Student Travel

"Where in the world have they been?"

 

Laura Sirot, Hope Klug, Kavita Isvaran, and Becca Hale

Hope Klug spent the summer of 2004 at Tvärminne Zoological Station, which is situated on the Baltic Sea in southern Finland. Here, she conducted a study evaluating costs and benefits of filial cannibalism in the sand goby. This work is part of her dissertation research examining the evolutionary significance of filial cannibalism. In July, Hope met up with Becca Hale, Kavita Isvaran, Laura Sirot,and Billy Gunnels at the International Society for Behavioral Ecology conference in Jyväskylä, Finland, where they each presented their research. After the conference, Hope, Becca, Laura, and Kavita toured around part of Finland including a bike trip around islands off of the southwest coast of the country.

   

Jeremy Kirchman (Ph. D.)

Last year and the year before I went to the Republic of Vanuatu in the
South Pacific. I was there to collect samples of a bird I'm studying
called Gallirallus philippensis (see attached picture). I traveled to
four islands in Vanuatu catching birds and staying with locals. Now I'm
using the samples to compare DNA from different populations to determine
how genetically isolated island populations are. This is part of my
attempt to understand how (and how fast) flightless species in the genus
Gallirallus evolve from volant colonizing ancestors.

   

Keith Choe (Ph. D.)

In the summer of 2004, I received an East Asia and Pacific Summer Institutes (EAPSI) fellowship from the National Science Foundation (NSF:0413427) and the Japan Society for the Promotion of Science. This fellowship allowed me to travel to Japan and work with Professor Shigehisa Hirose, a leader in the field of comparative animal ion transport. With techniques and reagents that he developed in Japan, I was able to identify and characterize a salt and acid transporting protein (NHE3) in an ancestral vertebrate. I showed that the NHE3 protein in located in the gills of stingrays, and that it probably functions for sodium absorption when the fish are in fresh water. This new evidence that NHE3 functions for sodium absorption in freshwater fishes and will lead to a new physiological model for the fish gill.

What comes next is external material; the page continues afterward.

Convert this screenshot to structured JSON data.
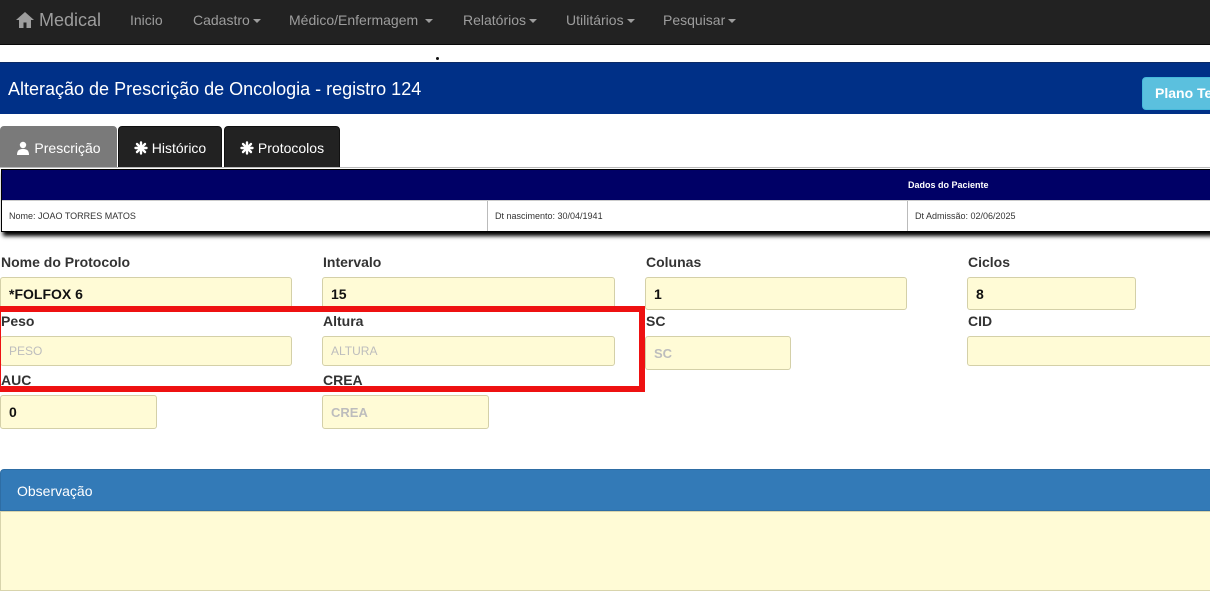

Knowing the gene sequence for NHE3 in stingrays will also help determine how acid and salt transport proteins evolved in vertebrates. Comparing the structures and functions of homologous transport proteins from evolutionarily distantly related animals (e.g., stingrays and humans) can determine how different portions of transport proteins effect overall activity and function, information that is critical for drug discovery.